Book Review: A Little Life by Hanya Yanagihara

A Little Life: A Novel Kindle Edition by Hanya Yanagihara. I inhaled this book—it consumed me. This book left me raw, exposed, alive, shattered, and…human—so extraordinarily human. It lived and grew within me for weeks afterward and transformed me into something other—hypersensitive teeming with an abundance of grit and heart and life; something graceful that made my toes curl and my humanity multiply and fragment—my compassion and empathy soar.

Yeah, it did. It really did.

Forewarning: This book is agonizing and bleak. The trauma eviscerates. Hints of contentment and optimism hide in the shadows of adversity and shine sparingly. If you are intimate with human suffering and can befriend it and grow, the recognition and understanding intensifies the experience exponentially. If you’re far too delicate to confront the discomfort—the harsh and odious anguish and ambiguities in life—then maybe you wanna take a pass and read something more convenient and pleasant?

A reminder: Privilege can be such an apathetic and passive tool.

“…he wanted to be someone whom no one knew and who knew no one.”

“Fairness is for happy people, for people who have been lucky enough to have lived a life defined more by certainties than by ambiguities.”

“We don’t get the families we deserve.”

“But these were days of self-fulfillment, where settling for something that was not quite your first choice of a life seemed weak-willed and ignoble. Somewhere, surrendering to what seemed to be your fate had changed from being dignified to being a sign of your own cowardice. There were times when the pressure to achieve happiness felt almost oppressive, as if happiness were something that everyone should and could attain, and that any sort of compromise in its pursuit was somehow your fault.”

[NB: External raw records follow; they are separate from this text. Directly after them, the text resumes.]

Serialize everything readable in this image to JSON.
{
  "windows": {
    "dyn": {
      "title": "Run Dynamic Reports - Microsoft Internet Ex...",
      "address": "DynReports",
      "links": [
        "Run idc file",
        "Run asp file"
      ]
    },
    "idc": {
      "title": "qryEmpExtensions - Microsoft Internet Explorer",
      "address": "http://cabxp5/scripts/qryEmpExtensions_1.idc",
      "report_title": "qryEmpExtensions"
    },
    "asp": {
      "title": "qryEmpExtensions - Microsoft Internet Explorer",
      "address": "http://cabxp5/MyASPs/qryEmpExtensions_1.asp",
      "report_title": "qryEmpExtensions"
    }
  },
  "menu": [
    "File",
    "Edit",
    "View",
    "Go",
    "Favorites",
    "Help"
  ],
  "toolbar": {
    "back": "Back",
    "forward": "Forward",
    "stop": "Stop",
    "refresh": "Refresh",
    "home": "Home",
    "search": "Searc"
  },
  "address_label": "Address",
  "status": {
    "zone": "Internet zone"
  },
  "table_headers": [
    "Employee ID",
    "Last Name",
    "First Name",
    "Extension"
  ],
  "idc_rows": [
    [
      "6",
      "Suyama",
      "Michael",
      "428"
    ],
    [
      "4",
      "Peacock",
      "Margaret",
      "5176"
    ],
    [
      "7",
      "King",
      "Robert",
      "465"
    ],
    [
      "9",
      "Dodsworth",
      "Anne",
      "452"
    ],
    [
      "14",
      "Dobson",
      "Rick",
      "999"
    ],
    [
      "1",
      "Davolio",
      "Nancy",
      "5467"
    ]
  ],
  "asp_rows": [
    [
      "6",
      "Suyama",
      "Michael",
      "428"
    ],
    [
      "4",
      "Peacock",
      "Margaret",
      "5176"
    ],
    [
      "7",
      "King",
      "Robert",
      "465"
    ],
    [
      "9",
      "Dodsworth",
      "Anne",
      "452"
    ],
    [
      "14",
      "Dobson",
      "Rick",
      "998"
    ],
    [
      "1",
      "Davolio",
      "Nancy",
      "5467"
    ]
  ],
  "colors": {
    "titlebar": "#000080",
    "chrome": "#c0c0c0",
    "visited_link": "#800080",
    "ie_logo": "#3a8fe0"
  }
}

“You let things slide that your instincts told you not to, you scooted around the edges of your suspicions. You understood that proof of your friendship lay in keeping your distance, in accepting what was told you, in turning and walking away when the door was shut in your face instead of trying to force it open again.”

“You won’t understand what I mean now, but someday you will: the only trick of friendship, I think, is to find people who are better than you are—not smarter, not cooler, but kinder, and more generous, and more forgiving—and then to appreciate them for what they can teach you, and to try to listen to them when they tell you something about yourself, no matter how bad—or good—it might be, and to trust them, which is the hardest thing of all. But the best, as well.”

“Or that those moments alone in the kitchen were something akin to meditative, the only times he found himself truly relaxing, his mind ceasing to scrabble forward, planning in advance the thousands of little deflections and smudgings of truth, of fact, that necessitated his every interaction with the world and its inhabitants?”

“One thing I’ve learned,” she said, “you have to talk about these things while they’re fresh. Or you’ll never talk about them. I’m going to teach you how to talk about them, because it’s going to get harder and harder the longer you wait, and it’s going to fester inside you, and you’re always going to think you’re to blame. You’ll be wrong, of course, but you’ll always think it.”